One week in January, entrées included chicken and sausage jambalaya; fried catfish; smothered pork chops; shrimp and crab penne pasta; and “Penny’s Pot Roast.” Each entrée is paired with complementary sides and desserts, like greens, cornbread and bread pudding with the jambalaya and hush puppies, fried okra and apple cobbler with the catfish. They serve about 50 lunches daily. If fried chicken is on the menu, it’s closer to 100.
Sometimes, they add dishes to the menu at the request of staff members. “I did chicken parmesan because one of the nurses said she really missed it,” Mayer says.
For staff, the kitchen serves a full traditional breakfast every morning that includes scrambled eggs, sausage patties, bacon, grits and scratch biscuits.
For overnight staff, Mayer and his team fill an overnight cooler with salads, sandwiches, yogurts, desserts and other grab-and-go items. “We break down a lot of food and make it accessible,” Mayer says. “That’s been popular with the entire staff…there’s always something available.” They currently use a low-tech solution for payment but plan to upgrade to an electronic kiosk in the future.
Patient meals follow a four-week rotating menu that follows stricter guidelines, though it sometimes runs parallel to the retail menu. Patient meals have less sugar and salt and may be flavored with different spices. To make patient meals feel less institutional, the kitchen includes name-brand sauces and flavorings on every tray, such as Mrs. Dash, Duke’s and Log Cabin.

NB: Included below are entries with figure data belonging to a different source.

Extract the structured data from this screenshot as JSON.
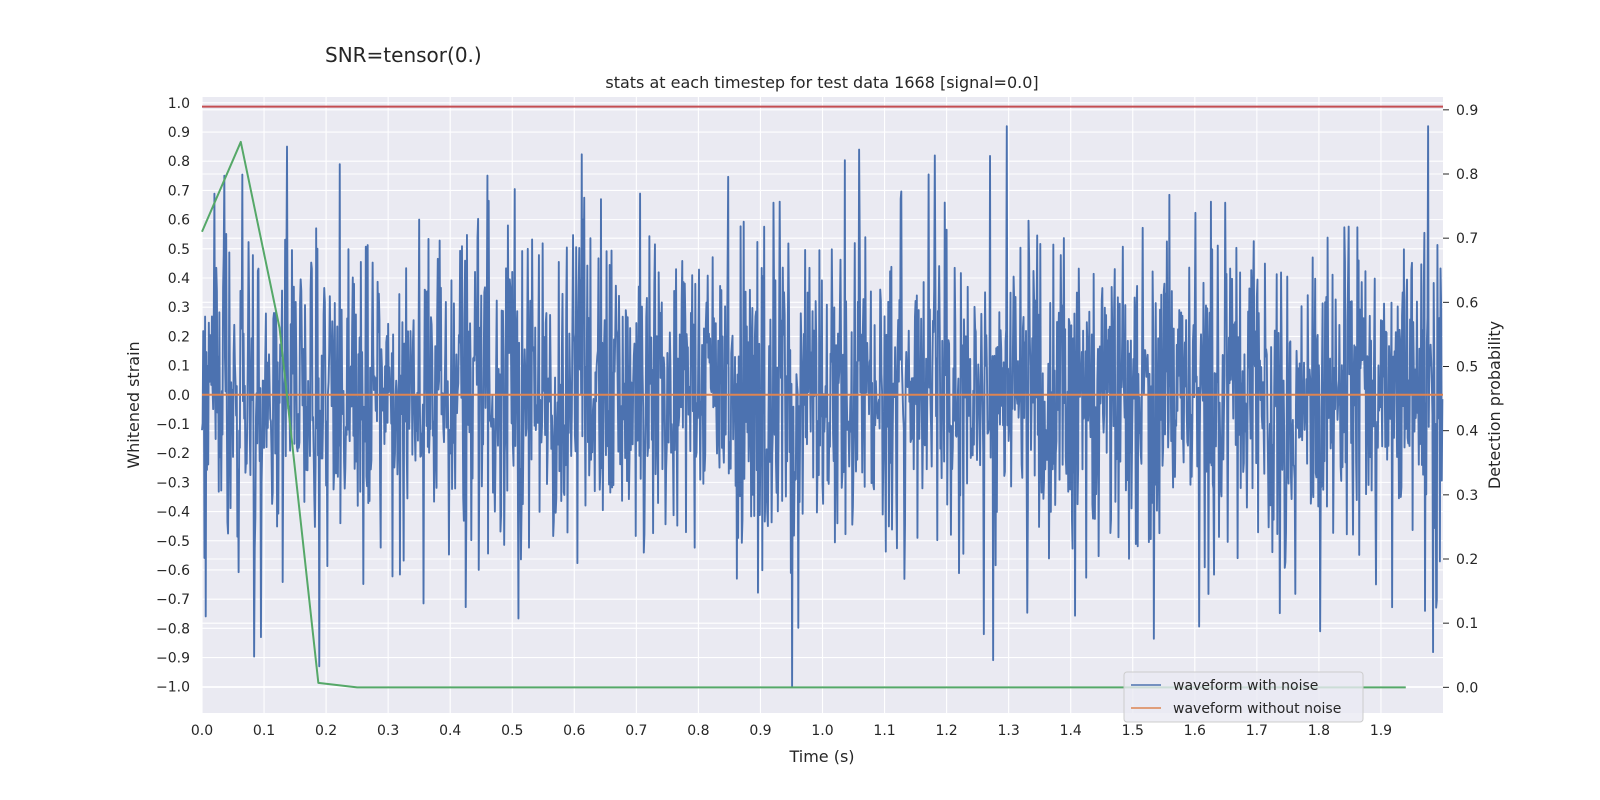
{
  "suptitle": "SNR=tensor(0.)",
  "chart_data": {
    "type": "line",
    "title": "stats at each timestep for test data 1668 [signal=0.0]",
    "xlabel": "Time (s)",
    "ylabel": "Whitened strain",
    "ylabel_right": "Detection probability",
    "xlim": [
      0.0,
      2.0
    ],
    "ylim": [
      -1.09,
      1.02
    ],
    "ylim_right": [
      -0.04,
      0.92
    ],
    "xticks": [
      "0.0",
      "0.1",
      "0.2",
      "0.3",
      "0.4",
      "0.5",
      "0.6",
      "0.7",
      "0.8",
      "0.9",
      "1.0",
      "1.1",
      "1.2",
      "1.3",
      "1.4",
      "1.5",
      "1.6",
      "1.7",
      "1.8",
      "1.9"
    ],
    "yticks": [
      "1.0",
      "0.9",
      "0.8",
      "0.7",
      "0.6",
      "0.5",
      "0.4",
      "0.3",
      "0.2",
      "0.1",
      "0.0",
      "−0.1",
      "−0.2",
      "−0.3",
      "−0.4",
      "−0.5",
      "−0.6",
      "−0.7",
      "−0.8",
      "−0.9",
      "−1.0"
    ],
    "yticks_right": [
      "0.9",
      "0.8",
      "0.7",
      "0.6",
      "0.5",
      "0.4",
      "0.3",
      "0.2",
      "0.1",
      "0.0"
    ],
    "grid": true,
    "legend_position": "bottom-right",
    "series": [
      {
        "name": "waveform with noise",
        "color": "#4c72b0",
        "axis": "left",
        "kind": "noise",
        "n_points": 2000,
        "y_range": [
          -1.0,
          0.92
        ],
        "peaks": [
          [
            0.137,
            0.85
          ],
          [
            0.222,
            0.79
          ],
          [
            1.059,
            0.84
          ],
          [
            1.181,
            0.82
          ],
          [
            1.297,
            0.92
          ],
          [
            1.976,
            0.92
          ]
        ],
        "troughs": [
          [
            0.095,
            -0.83
          ],
          [
            0.189,
            -0.93
          ],
          [
            0.951,
            -1.0
          ],
          [
            1.802,
            -0.81
          ],
          [
            1.26,
            -0.82
          ],
          [
            1.971,
            -0.74
          ]
        ]
      },
      {
        "name": "waveform without noise",
        "color": "#dd8452",
        "axis": "left",
        "x": [
          0.0,
          2.0
        ],
        "y": [
          0.0,
          0.0
        ]
      },
      {
        "color": "#55a868",
        "axis": "right",
        "x": [
          0.0,
          0.0625,
          0.125,
          0.1875,
          0.25,
          1.94
        ],
        "y": [
          0.71,
          0.85,
          0.56,
          0.007,
          0.0,
          0.0
        ]
      },
      {
        "color": "#c44e52",
        "axis": "right",
        "x": [
          0.0,
          2.0
        ],
        "y": [
          0.905,
          0.905
        ]
      }
    ]
  }
}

Another way the culinary staff builds connections is by making a special end-of-stay meal for long-term patients. Mayer and his team once made, at a patient's request, a surf-and-turf meal with cornbread dressing. The patient, who had sent every other meal back to the kitchen during his stay, was thrilled.

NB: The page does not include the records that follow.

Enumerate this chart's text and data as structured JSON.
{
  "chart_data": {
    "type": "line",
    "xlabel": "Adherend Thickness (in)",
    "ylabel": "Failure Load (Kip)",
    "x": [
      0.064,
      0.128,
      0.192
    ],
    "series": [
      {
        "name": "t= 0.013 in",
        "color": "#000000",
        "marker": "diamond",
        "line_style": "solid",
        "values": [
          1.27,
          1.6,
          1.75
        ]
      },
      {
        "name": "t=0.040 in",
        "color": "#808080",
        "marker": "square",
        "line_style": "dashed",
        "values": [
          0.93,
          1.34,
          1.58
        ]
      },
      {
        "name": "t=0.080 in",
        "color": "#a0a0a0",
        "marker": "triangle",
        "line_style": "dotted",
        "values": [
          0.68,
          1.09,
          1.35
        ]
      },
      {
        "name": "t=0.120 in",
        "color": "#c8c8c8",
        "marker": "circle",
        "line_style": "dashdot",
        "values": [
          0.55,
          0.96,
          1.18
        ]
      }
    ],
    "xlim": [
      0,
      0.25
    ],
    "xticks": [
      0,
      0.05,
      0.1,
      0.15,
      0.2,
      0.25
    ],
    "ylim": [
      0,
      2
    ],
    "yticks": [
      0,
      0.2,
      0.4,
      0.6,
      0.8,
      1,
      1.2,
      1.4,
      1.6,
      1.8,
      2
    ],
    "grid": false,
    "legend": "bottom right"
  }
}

On another occasion, Morgan recalls, a patient “refused to be discharged until we could get him a, quote-unquote, ‘bucket of that soup’ that Chef John made.” When they sent him on his way, he did so with soup in hand.
Asked how he approaches cost, Mayer says they keep an eye on prices and focus on building items from scratch, as often as they can, while keeping a handle on labor. “Don’t let the company you buy it from clean and cut it for you…Productivity is one of the foundations of what we do.” The kitchen cuts their own sandwich meats, makes scratch biscuits and creates their own soups. They also nurture relationships with food vendors and know where to go to get good local produce.
As part of the culinary upgrade, they upgraded the kitchen with a new slip-proof floor, a new fryer and a retooled line to help patient meals reach the rooms hotter. They also redesigned their dining area this year, replacing institutional tables and uncomfortable chairs with 36-inch butcher block round tables, comfy seats and votives.
“You look out there and people are happy and smiling and eating,” Mayer says. “We must be doing something right.”